"Don't wait for opportunities: go and look for them; develop your skills, improve them and, above all, believe in your abilities". This was the main message left by Bob Williamson, President of ISTMA to the toolmakers of the American continent in particular, but also to all those around the world who were engage in this session. He spoke at the webinar 'Americas: Statistics & Trends' which, organised by ISTMA, took place on 9 December, with a 'virtual' attendance composed by more than 80 attendees, from different regions of the world. During the webinar, José Camacho, invited speaker, presented economic data from four countries of the American continent that were also members of the discussion panel: United States (NTMA), Brazil (ABINFER), Canada (CTMA) and Mexico (AMMMT).

In his speech, José Camacho emphasized the role of Covid-19 in the breakdown of the economies of the region, considering that this disease is still a concern. He stressed that each country has different dynamics in relation to the pandemic, which puts them at different economic paces. The Covid vaccine still has, in his view, many uncertainties and he estimates that by 2021 the whole American continent (and the world) will still go through a long period of struggle against the pandemic and it is not yet possible to predict when the economy will return to the pre-Covid era values. He also stressed that it is not yet possible to predict whether consumption will change significantly in the future.

Referring to the four American countries, he revealed that statistics put Canada and the United States as the quickest economically recovering countries, while Brazil and Mexico will experience a slower recovery.

He also presented data on the car industry, stating that forecasts indicate that decision-making on the new mobility may be extended over time, between 2022 and 2024. This delay could, however, be reversed if, for example, more certainties and more confidence emerge regarding the (positive) evolution of the pandemic.

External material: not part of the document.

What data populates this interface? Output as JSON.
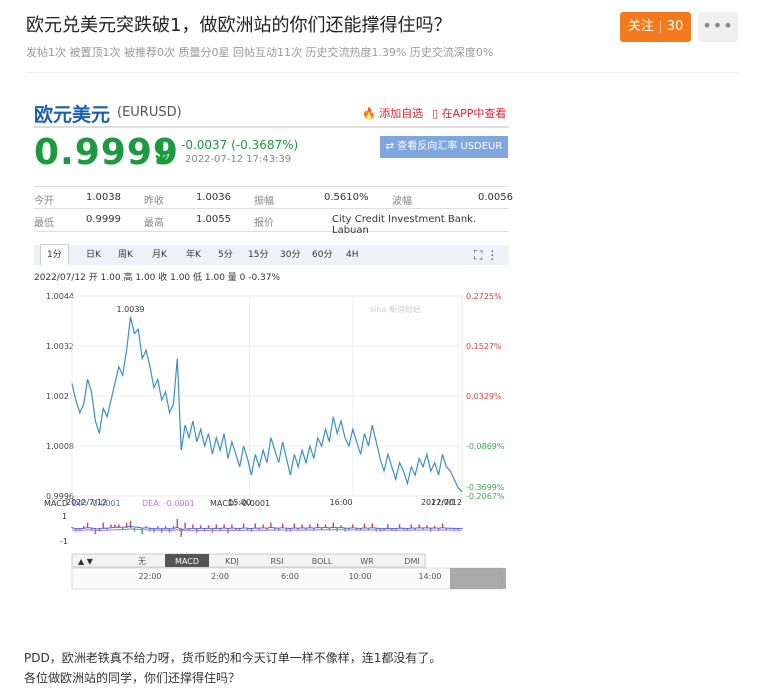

At the time of the debate and noting the reduction in activity felt by manufacturers as a result of the pandemic, Roger Atkins (USA) argued that companies must "start positioning themselves now for the recovery of the economy" that he believes will happen in the near future. Employee training and capacity building are, in his view, key elements to the period after pandemics.

Rob Cattle (Canada) pointed out that in his country, many companies in the sector had managed to grow by moving into other areas, changing the focus they had placed on the automotive industry. For this reason, he considered that "diversification is the way forward" to recover activity. And, in this sense, he urged manufacturers to equip themselves with the appropriate technologies.

For Christian Dihlmann (Brazil), there is an enormous need in his country to invest in training in order to improve the qualifications of professionals, especially those who, he stressed, "are in charge of business. Many manufacturers "are not well prepared for the problematic situation that has arisen in recent months", he referred. In his view, improving standards is the possibility of having a bright future.

Eduardo Medrano (Mexico), who chaired the debate, said that industry in his country was going through a difficult period, mainly due to the delay in launching new models in the automobile and aeronautical sectors. But when this situation changes and the market pick up again, he warned, manufacturers "have to be prepared and, for that, they have to start already with it". Well-trained professionals and technologies that ensure greater efficiency are, in his view, the main topics.

Before the end of the debate, Joaquim Menezes, president of ISTMA Europe also took the floor to share some of his concerns about the sector. "Many manufacturers will not be able to resist this period, they will die, but good companies will survive," he said.